Yeah, my prediction for the year was bumpy landing. I thought soft landing was a little too optimistic, and I also thought that this big stock market rally that we had in November December was too much, too soon.View on YouTube
Explanation

Evidence from both macro data and market behavior shows 2024 looked more like a classic soft (or even no) landing with an unusually smooth equity rally, rather than the “bumpy landing” with destabilizing shocks that Sacks predicted.
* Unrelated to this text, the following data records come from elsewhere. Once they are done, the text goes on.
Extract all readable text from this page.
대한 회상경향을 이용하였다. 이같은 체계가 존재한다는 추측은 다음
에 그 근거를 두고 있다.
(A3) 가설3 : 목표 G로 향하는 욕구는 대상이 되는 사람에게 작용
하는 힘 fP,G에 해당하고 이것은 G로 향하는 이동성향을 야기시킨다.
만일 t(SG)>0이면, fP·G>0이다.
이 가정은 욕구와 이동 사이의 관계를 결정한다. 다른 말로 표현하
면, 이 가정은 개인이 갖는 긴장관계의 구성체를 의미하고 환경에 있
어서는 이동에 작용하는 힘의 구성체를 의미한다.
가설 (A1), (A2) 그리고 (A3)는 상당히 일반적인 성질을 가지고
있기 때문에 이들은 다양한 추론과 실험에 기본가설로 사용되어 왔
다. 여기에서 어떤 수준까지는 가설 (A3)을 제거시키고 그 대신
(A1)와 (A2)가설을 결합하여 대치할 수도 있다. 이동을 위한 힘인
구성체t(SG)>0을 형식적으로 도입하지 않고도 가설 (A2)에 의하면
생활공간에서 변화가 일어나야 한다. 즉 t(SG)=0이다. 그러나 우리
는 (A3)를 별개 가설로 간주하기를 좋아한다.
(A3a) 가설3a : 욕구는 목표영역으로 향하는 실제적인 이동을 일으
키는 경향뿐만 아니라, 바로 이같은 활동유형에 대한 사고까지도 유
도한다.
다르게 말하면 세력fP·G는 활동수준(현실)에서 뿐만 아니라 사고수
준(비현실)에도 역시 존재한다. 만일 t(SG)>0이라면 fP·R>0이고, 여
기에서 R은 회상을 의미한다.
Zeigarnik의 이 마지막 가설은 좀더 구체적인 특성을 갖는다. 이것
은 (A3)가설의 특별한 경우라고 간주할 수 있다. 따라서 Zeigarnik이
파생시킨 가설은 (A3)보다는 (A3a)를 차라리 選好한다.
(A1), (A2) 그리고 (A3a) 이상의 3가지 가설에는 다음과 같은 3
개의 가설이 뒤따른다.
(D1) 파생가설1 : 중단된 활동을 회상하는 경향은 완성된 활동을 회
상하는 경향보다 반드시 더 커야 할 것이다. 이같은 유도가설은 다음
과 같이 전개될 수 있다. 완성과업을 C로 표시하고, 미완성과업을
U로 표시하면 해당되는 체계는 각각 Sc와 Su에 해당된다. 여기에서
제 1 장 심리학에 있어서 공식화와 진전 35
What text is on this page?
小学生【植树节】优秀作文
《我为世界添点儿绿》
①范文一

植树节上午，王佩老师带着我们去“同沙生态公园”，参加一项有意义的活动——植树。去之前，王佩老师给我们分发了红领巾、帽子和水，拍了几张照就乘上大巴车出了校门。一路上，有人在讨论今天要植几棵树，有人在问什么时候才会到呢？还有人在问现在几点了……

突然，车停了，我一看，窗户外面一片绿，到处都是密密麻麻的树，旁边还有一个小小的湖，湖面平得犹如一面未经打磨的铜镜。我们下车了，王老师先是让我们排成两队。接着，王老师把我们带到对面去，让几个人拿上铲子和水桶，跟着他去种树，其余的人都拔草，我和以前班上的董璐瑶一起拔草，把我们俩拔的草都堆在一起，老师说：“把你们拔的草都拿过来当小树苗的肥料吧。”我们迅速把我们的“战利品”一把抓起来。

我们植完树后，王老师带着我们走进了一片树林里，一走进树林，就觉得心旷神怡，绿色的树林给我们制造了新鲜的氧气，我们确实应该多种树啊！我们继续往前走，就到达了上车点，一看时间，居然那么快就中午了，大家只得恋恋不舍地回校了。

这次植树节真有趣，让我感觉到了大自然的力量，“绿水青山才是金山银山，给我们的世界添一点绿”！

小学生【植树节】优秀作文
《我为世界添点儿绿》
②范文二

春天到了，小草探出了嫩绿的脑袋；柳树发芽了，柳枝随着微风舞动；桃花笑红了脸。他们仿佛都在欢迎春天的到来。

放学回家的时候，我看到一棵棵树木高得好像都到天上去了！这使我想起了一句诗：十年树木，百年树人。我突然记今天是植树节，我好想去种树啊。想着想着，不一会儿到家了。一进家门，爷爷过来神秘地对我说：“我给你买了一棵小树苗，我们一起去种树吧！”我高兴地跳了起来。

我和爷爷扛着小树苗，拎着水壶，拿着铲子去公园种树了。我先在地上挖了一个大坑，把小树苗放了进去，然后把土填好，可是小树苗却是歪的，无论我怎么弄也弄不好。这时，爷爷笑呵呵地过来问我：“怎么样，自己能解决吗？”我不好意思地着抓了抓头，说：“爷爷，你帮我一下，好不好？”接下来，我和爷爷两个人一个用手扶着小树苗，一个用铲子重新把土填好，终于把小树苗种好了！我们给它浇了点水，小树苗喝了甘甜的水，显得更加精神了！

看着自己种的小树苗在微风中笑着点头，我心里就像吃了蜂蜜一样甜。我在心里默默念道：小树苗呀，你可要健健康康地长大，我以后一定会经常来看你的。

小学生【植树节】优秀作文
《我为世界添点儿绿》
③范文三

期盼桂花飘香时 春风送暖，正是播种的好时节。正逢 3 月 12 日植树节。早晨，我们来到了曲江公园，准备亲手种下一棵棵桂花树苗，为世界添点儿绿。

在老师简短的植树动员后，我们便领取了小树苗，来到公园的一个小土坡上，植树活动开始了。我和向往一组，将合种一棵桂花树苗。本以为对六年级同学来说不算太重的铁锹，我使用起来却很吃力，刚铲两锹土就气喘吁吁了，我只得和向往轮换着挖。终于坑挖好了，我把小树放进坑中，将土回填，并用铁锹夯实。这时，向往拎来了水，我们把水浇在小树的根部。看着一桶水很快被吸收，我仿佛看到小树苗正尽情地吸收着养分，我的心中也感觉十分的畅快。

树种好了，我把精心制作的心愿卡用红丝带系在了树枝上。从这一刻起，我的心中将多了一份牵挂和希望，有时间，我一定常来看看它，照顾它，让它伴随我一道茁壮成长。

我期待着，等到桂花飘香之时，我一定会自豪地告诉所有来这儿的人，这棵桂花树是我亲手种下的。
On the macro side, multiple retrospectives describe 2024 as a successful U.S. soft landing: U.S. GDP grew about 2.8% in 2024 while inflation fell to roughly 2.9% by December and unemployment hovered near 4.1%, with no recession and only modest labor-market cooling. A Le Monde survey of global growth explicitly characterizes the U.S. outcome in 2024 as a soft landing under these conditions. (lemonde.fr) Mid‑year and late‑year assessments from forecasters such as S&P Global and ICIS similarly emphasized continued positive growth around 2.4–2.5% with easing inflation and no recession, i.e., a soft/no‑landing scenario rather than a volatile downturn. (spglobal.com)

Equity markets also did not behave as Sacks’s “bumpy” scenario implied. The S&P 500 delivered roughly 23–25% total returns in 2024, marking a second straight year of strong double‑digit gains. Cboe data show the index finished 2024 up 23.31%, while the FT calculates about 24.5% total return for the year. (cboe.com) At the same time, realized volatility was historically low: Bloomberg reports that the VIX averaged about 15.5 in 2024—its lowest annual average since 2019—even as the S&P 500 hit 51 all‑time highs, underscoring a steady, low‑volatility advance rather than a rally “undermined” by shocks. (news.bloomberglaw.com)

Because 2024 delivered (1) continued growth without recession, widely labeled a soft landing, and (2) a strong, relatively low‑volatility continuation of the late‑2023 equity rally, Sacks’s call for a distinctly “bumpy landing” that would derail or sharply destabilize that rally did not come to pass.